Although the very worst of the storm was to have passed by daybreak Tuesday, the last of the wind and rain was expected to linger over the Washington area into Wednesday as the storm system pushed north over land into New England.
Even before Sandy reached shore, Atlantic City and its fabled boardwalk had been badly beaten by winds and were under floodwaters. The same was true up and down the coast line.
More than 100 feet of the fishing pier in Ocean City, Md., was snapped off by the angry surf. Those who ignored evacuation orders were told to stay put while the storm passed.
"You run from the water, and you hide from the wind," said Joseph Theobald, the city's director of emergency services.
Airlines had begun canceling flights up and down the East Coast over the weekend in advance of the storm, and it seemed unlikely local airports would return to normal until later in the week.
"When the airlines resume service is dependent upon weather conditions here in Washington, as well as in other cities on the East Coast," said Jonathan Dean, spokesman for Baltimore-Washington International Marshall Airport. "It may take several days to accommodate the passengers that were disrupted by the canceled flights."

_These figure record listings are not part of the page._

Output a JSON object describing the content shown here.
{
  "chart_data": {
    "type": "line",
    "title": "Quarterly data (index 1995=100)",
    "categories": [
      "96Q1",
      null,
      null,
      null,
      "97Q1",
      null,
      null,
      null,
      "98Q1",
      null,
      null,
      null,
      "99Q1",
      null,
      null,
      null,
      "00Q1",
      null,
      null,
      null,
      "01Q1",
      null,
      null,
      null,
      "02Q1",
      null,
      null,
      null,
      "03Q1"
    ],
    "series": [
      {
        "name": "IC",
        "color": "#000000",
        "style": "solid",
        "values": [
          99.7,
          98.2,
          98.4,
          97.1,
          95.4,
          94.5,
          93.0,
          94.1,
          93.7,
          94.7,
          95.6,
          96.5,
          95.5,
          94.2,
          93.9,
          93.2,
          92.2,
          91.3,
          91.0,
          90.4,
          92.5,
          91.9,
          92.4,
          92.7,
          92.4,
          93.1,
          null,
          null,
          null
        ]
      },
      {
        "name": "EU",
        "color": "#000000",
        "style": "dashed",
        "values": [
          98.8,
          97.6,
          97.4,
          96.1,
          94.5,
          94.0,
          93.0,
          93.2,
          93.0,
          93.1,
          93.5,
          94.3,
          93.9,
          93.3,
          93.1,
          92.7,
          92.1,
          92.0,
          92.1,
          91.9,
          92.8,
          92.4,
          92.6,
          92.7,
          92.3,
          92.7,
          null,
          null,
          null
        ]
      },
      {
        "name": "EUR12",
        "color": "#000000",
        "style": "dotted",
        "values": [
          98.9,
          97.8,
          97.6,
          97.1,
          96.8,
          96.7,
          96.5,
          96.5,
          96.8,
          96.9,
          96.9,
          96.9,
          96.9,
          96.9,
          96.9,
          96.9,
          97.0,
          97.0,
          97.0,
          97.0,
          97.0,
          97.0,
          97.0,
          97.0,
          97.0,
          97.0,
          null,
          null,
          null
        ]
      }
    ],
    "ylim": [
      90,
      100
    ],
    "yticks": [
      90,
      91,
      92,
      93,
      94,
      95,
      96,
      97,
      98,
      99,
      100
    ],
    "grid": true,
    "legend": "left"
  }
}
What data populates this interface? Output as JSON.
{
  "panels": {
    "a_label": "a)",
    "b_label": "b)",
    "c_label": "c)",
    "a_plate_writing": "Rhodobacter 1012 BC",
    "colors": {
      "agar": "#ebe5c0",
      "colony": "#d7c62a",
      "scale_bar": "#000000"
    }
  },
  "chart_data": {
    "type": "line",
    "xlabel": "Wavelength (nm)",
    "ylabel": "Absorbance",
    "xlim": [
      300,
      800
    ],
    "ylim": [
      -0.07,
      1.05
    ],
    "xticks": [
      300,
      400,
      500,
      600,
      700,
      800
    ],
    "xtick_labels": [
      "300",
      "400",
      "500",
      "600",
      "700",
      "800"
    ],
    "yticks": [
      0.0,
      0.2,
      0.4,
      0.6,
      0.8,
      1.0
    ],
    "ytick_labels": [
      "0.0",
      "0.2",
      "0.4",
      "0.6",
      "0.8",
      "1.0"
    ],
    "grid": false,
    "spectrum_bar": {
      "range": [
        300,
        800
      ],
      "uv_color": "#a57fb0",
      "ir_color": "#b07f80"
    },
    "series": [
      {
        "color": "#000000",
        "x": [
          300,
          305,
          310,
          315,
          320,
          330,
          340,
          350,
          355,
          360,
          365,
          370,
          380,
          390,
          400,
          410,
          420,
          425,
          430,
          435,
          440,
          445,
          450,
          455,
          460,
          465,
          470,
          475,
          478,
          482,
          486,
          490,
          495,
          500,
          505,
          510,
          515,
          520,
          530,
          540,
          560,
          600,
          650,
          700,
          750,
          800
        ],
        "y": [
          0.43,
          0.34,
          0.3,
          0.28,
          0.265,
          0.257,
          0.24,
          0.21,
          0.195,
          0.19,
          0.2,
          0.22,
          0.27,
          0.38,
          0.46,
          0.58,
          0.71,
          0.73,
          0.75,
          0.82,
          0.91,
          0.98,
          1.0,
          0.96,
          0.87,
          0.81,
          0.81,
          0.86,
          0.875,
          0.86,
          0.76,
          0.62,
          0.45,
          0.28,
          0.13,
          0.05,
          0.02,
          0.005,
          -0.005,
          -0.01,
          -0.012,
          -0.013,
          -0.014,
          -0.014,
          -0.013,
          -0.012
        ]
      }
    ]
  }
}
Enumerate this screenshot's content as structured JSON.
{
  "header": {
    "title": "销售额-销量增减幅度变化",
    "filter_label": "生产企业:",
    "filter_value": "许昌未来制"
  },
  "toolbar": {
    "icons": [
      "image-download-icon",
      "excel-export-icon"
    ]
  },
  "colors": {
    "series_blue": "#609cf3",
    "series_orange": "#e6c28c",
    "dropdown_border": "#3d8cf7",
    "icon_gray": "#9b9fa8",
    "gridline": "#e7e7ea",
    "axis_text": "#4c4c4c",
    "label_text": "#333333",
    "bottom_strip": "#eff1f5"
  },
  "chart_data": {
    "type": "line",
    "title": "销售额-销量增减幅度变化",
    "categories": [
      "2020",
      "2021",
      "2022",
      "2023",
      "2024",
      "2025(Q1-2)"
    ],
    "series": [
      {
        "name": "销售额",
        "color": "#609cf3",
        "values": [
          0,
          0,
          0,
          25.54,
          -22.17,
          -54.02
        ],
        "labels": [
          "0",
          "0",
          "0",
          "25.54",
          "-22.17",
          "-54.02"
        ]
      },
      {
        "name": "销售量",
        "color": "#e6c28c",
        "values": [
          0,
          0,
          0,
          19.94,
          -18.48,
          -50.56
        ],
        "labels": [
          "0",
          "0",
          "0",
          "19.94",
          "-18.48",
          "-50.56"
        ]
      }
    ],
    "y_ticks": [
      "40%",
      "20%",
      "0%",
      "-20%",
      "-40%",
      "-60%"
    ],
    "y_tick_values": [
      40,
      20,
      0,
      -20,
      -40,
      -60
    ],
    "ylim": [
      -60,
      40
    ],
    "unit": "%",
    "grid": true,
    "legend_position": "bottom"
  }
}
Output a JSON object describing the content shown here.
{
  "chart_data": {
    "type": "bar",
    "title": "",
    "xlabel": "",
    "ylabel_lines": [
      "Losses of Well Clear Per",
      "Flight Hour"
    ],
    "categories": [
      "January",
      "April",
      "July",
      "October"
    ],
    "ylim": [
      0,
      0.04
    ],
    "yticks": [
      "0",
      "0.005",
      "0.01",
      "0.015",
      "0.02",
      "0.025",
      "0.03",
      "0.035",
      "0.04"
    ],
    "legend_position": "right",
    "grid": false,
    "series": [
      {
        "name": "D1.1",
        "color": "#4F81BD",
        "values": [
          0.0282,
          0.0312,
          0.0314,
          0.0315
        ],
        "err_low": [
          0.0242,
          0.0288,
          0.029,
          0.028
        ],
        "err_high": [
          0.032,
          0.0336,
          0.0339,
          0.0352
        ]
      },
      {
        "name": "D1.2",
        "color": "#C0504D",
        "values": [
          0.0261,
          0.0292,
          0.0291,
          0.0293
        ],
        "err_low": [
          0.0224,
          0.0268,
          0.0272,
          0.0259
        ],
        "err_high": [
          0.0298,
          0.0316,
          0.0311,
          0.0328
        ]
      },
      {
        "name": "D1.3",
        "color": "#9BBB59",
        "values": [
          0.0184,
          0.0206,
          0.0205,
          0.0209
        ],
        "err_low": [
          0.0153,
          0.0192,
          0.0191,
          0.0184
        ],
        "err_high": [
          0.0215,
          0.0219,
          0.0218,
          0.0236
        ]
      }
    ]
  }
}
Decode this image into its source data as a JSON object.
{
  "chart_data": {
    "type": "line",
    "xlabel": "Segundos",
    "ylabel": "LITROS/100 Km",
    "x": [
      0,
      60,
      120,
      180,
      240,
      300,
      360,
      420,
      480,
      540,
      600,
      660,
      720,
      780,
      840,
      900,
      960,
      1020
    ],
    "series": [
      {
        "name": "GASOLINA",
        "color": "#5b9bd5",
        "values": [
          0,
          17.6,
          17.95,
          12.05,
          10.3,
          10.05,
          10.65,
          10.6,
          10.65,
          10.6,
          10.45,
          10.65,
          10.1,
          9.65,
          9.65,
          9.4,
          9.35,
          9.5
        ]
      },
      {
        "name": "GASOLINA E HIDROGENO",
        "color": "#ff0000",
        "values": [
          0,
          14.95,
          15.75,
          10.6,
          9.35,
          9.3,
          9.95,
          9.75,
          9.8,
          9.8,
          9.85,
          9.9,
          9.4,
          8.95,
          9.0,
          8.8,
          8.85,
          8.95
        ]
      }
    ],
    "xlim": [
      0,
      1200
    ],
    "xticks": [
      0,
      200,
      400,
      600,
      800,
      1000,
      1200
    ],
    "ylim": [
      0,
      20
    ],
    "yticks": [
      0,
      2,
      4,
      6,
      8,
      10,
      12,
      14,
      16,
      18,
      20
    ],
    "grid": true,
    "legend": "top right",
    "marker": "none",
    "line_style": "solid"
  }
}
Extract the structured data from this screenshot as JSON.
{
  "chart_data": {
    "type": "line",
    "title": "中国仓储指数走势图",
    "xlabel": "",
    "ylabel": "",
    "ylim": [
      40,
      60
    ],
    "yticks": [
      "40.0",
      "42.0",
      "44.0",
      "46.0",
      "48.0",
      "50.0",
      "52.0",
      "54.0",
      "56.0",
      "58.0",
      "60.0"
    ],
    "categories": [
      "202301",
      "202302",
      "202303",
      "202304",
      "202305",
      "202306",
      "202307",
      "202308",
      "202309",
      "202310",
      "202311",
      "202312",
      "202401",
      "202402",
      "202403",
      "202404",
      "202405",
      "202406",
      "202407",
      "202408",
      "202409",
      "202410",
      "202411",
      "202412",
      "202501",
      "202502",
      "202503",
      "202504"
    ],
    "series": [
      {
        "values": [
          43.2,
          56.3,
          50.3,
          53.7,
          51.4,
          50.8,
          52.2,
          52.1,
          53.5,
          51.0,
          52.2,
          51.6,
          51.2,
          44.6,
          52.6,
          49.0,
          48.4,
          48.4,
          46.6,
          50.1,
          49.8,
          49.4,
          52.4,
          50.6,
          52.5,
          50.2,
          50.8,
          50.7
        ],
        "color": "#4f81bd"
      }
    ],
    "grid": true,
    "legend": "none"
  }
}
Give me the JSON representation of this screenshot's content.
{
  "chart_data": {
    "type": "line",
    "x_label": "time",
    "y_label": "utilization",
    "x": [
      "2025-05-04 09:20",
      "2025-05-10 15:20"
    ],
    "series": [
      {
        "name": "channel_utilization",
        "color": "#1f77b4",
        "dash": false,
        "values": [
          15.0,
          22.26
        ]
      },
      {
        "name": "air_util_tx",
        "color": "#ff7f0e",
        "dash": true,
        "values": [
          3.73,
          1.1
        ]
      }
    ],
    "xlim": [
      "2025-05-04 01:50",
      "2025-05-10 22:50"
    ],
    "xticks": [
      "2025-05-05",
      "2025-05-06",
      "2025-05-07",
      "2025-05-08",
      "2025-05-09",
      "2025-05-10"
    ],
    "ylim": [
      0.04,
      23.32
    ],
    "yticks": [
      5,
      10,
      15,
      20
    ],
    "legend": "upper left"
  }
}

Although Reagan National and Dulles International airports remained open, all flights were canceled Monday after the 9 a.m. departure of a flight from National to Atlanta and a 1:15 p.m. flight from Dulles to Tokyo.
At the Dulles Travelers Aid desk, volunteer Don Webster stayed busy all afternoon trying to help stranded passengers with hotel discounts and to book flights for Wednesday.
"Because it is an act of God, the airlines are not paying for hotels," he said as he helped three passengers. "Not much the airline can do about this."
American Airlines spokesman Matt Miller said, "We're hopeful that operations will resume in some cities on Wednesday, but it's possible that the aftermath of the storm may force some additional delays and cancellations."
Shelters in the District have been planning for several days for the storm, but there hasn't been the expected influx of occupants yet.
"We're ready for it," said David Berns, the director of D.C.'s Department of Human Services. "Now we just have to get the cooperation of the citizens."
District residents started trickling into city-run storm shelters after noon Monday, as rains continued soaking the city and winds started whipping down streets.
Antonio Nelson, 27, decided to leave his apartment when his lights started flickering. "I cut everything off and said, 'I got to get out of here,' " he said. "I didn't want to take any chance."